Broadband: Faster than modems but slower than Ethernet, several different forms of broadband access are available from local Internet service providers, phone companies, and cable providers. The most common forms of broadband are DSL, ISDN, and cable modems. DSL and ISDN use special adapters to send data over your telephone line without tying it up. Cable modems send data over your cable TV connection. DSL and ISDN availability is limited based on geographic location and telephone line quality. Cable modem availability varies with each cable company.
Access Points: An access point or base station is a radio receiver and transmitter that connect to a wired Ethernet network. Through these devices, wireless nodes such as desktop computers, notebooks, and laptop computers equipped with wireless network cards, have access to wired local area network services such as e-mail, the Web, printers, and more. Operating range, management capabilities, wireless network security, and number of users supported are determined by the capabilities of the access point.
Wireless: Wireless networks currently operate at speeds up to 11 megabits per second in both indoor and outdoor locations. A great convenience for mobile computer users, wireless does have some drawbacks. Because it uses radio waves to transmit data, wireless networking is inherently insecure. Also, the bandwidth within each coverage area is shared between all users on that “cell”.

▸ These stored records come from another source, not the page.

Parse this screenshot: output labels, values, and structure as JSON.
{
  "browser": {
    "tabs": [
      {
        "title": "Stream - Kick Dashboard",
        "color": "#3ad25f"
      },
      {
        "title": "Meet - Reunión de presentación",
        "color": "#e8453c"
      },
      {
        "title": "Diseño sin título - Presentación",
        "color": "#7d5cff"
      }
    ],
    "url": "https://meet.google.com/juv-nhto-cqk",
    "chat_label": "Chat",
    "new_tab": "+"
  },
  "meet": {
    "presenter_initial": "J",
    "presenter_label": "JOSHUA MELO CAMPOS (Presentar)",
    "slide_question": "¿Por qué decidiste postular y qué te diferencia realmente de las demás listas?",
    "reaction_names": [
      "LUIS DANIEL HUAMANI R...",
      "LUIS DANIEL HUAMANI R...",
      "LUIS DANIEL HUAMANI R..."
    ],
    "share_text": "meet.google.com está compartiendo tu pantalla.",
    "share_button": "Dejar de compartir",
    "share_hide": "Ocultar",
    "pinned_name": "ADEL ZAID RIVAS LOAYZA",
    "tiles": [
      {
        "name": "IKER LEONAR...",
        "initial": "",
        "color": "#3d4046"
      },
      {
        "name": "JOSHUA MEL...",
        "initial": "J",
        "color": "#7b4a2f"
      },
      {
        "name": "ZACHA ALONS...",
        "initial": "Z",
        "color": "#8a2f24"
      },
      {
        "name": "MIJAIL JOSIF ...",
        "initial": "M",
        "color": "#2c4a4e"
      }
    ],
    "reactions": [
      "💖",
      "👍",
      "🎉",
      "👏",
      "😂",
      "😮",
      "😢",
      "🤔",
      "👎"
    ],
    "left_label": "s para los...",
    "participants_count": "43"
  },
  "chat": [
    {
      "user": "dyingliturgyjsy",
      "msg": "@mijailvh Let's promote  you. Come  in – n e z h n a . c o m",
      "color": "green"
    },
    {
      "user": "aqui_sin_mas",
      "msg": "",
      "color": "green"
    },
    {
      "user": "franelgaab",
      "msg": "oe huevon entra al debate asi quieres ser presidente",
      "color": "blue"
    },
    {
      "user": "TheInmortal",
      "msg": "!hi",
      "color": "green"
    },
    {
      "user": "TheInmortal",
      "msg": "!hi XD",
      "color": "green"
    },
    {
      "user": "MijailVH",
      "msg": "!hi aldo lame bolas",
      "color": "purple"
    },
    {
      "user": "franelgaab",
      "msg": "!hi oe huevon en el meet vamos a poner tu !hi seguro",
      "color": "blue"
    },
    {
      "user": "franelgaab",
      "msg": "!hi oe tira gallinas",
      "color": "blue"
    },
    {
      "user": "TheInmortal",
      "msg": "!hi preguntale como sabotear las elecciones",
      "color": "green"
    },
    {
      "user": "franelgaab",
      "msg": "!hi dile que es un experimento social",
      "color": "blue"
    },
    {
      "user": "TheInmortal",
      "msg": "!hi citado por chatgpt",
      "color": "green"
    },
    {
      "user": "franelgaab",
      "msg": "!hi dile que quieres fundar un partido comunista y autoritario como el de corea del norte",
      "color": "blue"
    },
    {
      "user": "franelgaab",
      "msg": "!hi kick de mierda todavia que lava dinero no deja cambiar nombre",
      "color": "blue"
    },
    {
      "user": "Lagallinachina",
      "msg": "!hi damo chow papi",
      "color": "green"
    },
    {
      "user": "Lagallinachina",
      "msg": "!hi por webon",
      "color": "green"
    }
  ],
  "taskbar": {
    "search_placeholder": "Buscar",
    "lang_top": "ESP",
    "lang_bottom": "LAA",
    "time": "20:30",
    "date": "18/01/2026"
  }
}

Ethernet: The standard individual connection for many offices, classrooms, labs, and residence hall rooms as well as corporate office and training environments and complexes. Ethernet operates at speeds up to 10 megabits per second, is available 24 hours a day, and does not require a phone line. Fast Ethernet connections that operate at 100 megabits per second are available but usually reserved for server applications.
Operating Range: Factors that affect the operating range of any wireless device include the strength of the access point, the number of walls inside a building, the construction materials used within a building (concrete vs. steel vs. wood), and the data transmission speed. Most access point manufacturers offer enhanced antennas for increased range. Manufacturers recommend that access points be deployed 150ft. (50m) apart to ensure full coverage and maximum data throughput rates for roaming computer users.